Aktualisiert 03.11.2009 07:41

Didier Deschamps«Heute entscheidet sich unsere Zukunft»

In der Meisterschaft läufts nicht wie erhofft und in der Champions League steht das grosse Olympique Marseille ebenfalls nicht wirklich rund. Zuhause muss ein Sieg gegen Zürich her. Doch Trainer Didider Deschamps weiss, warum es im Stade Velodrome nicht einfach wird.

von
Reto Fehr, Marseille

Rund um Olympique Marseille werden die kommenden Tage als «Woche der Wahrheit» bezeichnet. Erst muss in der Champions League ein Sieg her, dann steht der Knüller gegen Lyon an – und nach der Nati-Pause steigt das «Derby de France» gegen den PSG. Sieht Deschamps dies auch so? «Heute entscheidet sich unsere europäische Zukunft», gibt er vor der Partie gegen den FCZ klar zu. Seine Spieler wüssten aber, um was es geht. Die Lage in der Meisterschaft mag der Weltmeister von 1998 nicht gross kommentieren. «Da sind wir noch nicht in der entscheidenden Phase.»

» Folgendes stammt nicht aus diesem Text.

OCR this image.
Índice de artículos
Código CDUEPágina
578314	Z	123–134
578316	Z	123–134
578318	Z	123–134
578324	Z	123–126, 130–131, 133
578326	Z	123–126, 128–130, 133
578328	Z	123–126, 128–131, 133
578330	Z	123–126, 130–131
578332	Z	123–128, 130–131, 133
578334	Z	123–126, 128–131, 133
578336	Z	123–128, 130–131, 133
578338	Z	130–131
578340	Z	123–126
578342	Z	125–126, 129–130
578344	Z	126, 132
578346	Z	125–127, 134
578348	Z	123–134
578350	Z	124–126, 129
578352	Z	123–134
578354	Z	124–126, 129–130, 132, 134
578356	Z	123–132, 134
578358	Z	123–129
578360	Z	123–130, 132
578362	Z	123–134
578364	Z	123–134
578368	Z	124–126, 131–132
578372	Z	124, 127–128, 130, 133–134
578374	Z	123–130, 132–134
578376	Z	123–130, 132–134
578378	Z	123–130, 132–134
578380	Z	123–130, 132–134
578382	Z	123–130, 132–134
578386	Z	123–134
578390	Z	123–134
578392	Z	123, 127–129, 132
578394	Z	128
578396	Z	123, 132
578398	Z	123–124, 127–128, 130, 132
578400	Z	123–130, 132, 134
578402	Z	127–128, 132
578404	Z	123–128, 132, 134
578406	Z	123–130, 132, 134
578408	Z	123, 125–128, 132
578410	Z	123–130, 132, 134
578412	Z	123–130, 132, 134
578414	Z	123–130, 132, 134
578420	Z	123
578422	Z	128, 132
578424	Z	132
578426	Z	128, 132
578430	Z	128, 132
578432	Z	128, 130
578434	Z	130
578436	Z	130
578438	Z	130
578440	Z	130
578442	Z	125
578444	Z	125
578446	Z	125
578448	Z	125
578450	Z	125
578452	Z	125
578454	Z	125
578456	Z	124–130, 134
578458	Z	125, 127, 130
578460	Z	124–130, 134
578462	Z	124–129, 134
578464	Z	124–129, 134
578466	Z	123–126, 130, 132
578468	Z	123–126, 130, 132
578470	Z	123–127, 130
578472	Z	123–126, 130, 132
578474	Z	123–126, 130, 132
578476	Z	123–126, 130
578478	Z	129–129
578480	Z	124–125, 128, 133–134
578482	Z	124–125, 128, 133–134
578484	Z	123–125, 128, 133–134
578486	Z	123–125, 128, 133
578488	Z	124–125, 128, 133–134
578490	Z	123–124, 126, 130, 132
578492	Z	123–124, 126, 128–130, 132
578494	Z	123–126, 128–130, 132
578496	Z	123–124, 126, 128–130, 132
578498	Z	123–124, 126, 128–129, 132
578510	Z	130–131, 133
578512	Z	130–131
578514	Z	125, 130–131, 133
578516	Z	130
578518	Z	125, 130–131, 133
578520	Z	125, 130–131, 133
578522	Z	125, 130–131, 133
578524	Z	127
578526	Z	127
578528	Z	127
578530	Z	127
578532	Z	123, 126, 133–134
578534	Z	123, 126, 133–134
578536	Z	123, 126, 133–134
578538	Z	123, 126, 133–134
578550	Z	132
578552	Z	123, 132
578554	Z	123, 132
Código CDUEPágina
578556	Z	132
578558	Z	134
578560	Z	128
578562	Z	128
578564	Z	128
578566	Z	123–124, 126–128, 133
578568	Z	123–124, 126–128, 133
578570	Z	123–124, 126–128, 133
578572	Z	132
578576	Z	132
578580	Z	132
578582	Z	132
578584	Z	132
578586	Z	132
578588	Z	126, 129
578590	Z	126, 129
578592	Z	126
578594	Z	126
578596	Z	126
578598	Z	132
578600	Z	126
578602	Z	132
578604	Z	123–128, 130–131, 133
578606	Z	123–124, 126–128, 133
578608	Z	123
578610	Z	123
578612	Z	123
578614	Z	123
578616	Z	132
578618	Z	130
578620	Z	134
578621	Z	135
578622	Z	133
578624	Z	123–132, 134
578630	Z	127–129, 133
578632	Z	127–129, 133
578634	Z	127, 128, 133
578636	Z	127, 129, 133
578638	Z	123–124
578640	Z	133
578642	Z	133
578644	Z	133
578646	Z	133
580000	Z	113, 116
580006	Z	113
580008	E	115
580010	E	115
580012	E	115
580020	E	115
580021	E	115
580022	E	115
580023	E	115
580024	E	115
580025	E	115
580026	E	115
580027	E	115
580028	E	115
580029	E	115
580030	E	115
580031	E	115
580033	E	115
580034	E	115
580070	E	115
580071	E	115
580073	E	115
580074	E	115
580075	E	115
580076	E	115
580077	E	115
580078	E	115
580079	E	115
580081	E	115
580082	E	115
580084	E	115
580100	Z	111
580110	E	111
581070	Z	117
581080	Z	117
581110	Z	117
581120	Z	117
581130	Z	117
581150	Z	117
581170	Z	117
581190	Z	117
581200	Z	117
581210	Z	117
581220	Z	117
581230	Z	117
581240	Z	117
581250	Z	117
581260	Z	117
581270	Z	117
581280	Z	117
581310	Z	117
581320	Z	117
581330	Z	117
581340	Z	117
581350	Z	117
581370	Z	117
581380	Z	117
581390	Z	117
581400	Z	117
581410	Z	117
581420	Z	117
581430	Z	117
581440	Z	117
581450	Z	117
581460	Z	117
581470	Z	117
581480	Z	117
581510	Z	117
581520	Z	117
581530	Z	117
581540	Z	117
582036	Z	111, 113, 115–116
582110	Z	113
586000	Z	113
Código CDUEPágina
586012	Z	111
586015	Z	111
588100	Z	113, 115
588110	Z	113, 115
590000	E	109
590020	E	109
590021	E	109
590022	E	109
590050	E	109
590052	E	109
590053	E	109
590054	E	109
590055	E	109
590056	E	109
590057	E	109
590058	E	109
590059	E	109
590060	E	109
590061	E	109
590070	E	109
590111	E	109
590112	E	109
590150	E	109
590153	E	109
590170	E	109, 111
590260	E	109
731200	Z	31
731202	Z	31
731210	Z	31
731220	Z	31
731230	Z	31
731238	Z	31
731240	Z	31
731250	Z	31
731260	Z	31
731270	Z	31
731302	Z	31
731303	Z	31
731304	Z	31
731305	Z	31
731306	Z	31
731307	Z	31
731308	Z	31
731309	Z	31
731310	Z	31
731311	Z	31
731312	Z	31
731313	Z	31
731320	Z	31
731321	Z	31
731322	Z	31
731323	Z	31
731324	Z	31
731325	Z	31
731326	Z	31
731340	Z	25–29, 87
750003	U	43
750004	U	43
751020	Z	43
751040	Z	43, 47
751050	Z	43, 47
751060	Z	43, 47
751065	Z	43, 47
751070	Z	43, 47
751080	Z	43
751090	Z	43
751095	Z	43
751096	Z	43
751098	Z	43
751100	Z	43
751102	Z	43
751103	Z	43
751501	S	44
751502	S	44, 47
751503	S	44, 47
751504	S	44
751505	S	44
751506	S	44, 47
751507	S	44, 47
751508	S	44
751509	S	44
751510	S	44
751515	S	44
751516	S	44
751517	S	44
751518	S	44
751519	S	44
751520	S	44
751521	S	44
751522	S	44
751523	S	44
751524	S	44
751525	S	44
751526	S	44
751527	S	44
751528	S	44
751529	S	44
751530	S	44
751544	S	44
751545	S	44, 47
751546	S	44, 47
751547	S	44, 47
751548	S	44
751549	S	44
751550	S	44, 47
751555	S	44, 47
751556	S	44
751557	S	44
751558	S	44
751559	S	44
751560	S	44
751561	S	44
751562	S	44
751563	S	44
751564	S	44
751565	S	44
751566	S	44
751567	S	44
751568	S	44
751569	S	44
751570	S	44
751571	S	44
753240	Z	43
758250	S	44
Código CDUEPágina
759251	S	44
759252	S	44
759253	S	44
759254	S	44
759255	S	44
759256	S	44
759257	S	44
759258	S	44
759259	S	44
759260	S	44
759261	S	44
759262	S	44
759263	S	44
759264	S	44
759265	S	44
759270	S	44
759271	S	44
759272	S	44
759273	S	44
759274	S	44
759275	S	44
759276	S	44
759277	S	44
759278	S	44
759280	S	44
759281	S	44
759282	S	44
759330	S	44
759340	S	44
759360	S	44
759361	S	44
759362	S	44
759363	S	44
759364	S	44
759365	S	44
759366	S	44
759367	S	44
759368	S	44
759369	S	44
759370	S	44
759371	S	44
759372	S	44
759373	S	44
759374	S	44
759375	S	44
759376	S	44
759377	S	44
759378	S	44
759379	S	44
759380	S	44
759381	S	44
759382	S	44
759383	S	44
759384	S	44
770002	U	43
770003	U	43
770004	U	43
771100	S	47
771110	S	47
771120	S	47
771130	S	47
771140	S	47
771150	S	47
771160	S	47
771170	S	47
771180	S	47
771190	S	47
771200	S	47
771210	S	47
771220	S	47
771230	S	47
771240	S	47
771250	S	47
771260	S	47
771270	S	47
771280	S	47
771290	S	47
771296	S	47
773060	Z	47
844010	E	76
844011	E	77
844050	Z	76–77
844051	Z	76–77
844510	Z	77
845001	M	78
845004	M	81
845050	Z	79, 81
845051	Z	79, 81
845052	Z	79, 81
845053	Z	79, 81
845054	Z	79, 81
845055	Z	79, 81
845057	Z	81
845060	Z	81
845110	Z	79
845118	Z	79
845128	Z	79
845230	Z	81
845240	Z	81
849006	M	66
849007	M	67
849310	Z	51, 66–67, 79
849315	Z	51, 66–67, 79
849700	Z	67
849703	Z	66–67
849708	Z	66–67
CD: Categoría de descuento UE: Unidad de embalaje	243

OM will dritten Rang festigen

Dann schauen wir doch auf die Champions League und den FC Zürich. Die Schweizer aus Topf 4 werden der klare Aussenseiter sein. Dass seine Mannschaft der Favorit ist, ist auch Deschamps bewusst. Aber er, der früher im Mittelfeld die Fäden der französischen Nati zog, hat als Taktikfuchs auch die Kunst des «Gegners starkreden» intus. «Zürich spielt sehr kompakt. Vonlanthen und Alphonse sind schnell, im Mittelfeld sind Margairaz, Djuric und Gajic technisch stark und in in Mailand gewinnt man auch nicht per Zufall.» Trotzdem will er mit einem Sieg den dritten Platz in der Gruppe vorerst festigen. Und dann? «Dann fahren wir nach Mailand und schauen was möglich ist.»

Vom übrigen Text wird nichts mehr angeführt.